The point to take away from this discussion is that LINQ to SQL captures not a flat view of your data, but a hierarchical view. A Customer class is connected to a set of orders in a clearly defined hierarchical relationship, and each order is related to the customer who owns it. LINQ gives you a hierarchical view of your data.
In a simple case like this, such a hierarchical relationship has obvious utility, but it is possible to imagine getting along without it. More complex queries, however, are obviously greatly simplified by this architecture. Consider the following LINQ to SQL query:
var query = from c in db.Customers
where c.CompanyName == companyName
from o in c.Orders
from x in o.Order_Details
where x.Product.Category.CategoryName == "Confections"

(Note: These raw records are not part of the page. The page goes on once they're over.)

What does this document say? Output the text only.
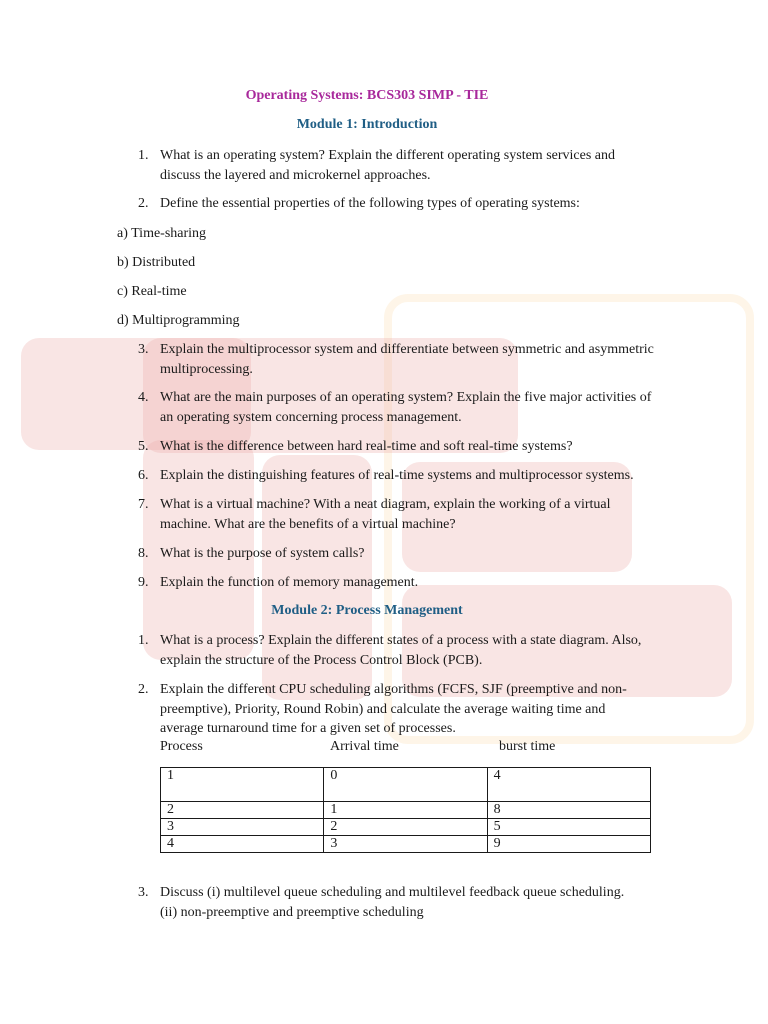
Operating Systems: BCS303 SIMP - TIE
Module 1: Introduction
1. What is an operating system? Explain the different operating system services and discuss the layered and microkernel approaches.
2. Define the essential properties of the following types of operating systems:
a) Time-sharing
b) Distributed
c) Real-time
d) Multiprogramming
3. Explain the multiprocessor system and differentiate between symmetric and asymmetric multiprocessing.
4. What are the main purposes of an operating system? Explain the five major activities of an operating system concerning process management.
5. What is the difference between hard real-time and soft real-time systems?
6. Explain the distinguishing features of real-time systems and multiprocessor systems.
7. What is a virtual machine? With a neat diagram, explain the working of a virtual machine. What are the benefits of a virtual machine?
8. What is the purpose of system calls?
9. Explain the function of memory management.
Module 2: Process Management
1. What is a process? Explain the different states of a process with a state diagram. Also, explain the structure of the Process Control Block (PCB).
2. Explain the different CPU scheduling algorithms (FCFS, SJF (preemptive and non-preemptive), Priority, Round Robin) and calculate the average waiting time and average turnaround time for a given set of processes.
Process	Arrival time	burst time
1	0	4
2	1	8
3	2	5
4	3	9
3. Discuss (i) multilevel queue scheduling and multilevel feedback queue scheduling.
(ii) non-preemptive and preemptive scheduling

orderby x.Product.ProductName
group x by x.Product.ProductName into g
orderby g.Count()
select new { Count = g.Count(), Product = g.Key };
Here we use LINQ’s hierarchical structure to move from the Customers table to the Orders table to the Order_Details table without breaking a sweat:
var query = from c in db.Customers
from o in c.Orders
from x in o.Order_Details
The next line really helps show the power of LINQ hierarchies:
where x.Product.Category.CategoryName == "Confections"
The identifier x represents an instance of a class containing the data from a row of the Order_Details table. Order_Details has a relationship with the Product table, which has a relationship with the Category table, which has a field called CategoryName. We can slice right through that complex relationship by simply writing this:
x.Product.Category.CategoryName
LINQ’s hierarchical structure shines a clarifying light on the relational data in your programs. Even complex relational models become intuitive and easy to manipulate.
We can then order and group the results of our query with a few simple LINQ operators:
orderby x.Product.ProductName group x by x.Product.ProductName into g orderby g.Count()
Trying to write the equivalent code using a more conventional C# style of programming is an exercise that might take two or three pages of convoluted code and involve a number of nested loops and if statements. Even writing the same query in standard SQL would be a challenge for many developers. Here we perform the whole operation in nine easy-to-read lines of code.
In this section, I have introduced you to the power of LINQ’s hierarchical style of programming without delving into the details of how such queries work. Later in this book you will learn how easy it is to compose your own hierarchical queries. For now you only need to understand two simple points:
- There is a big difference between LINQ’s hierarchical structure and the flat, rectangular columns and rows returned by an SQL query.
- Many benefits arise from this more powerful structure. These include the intuitive structure of the data and the ease with which you can write queries against this model.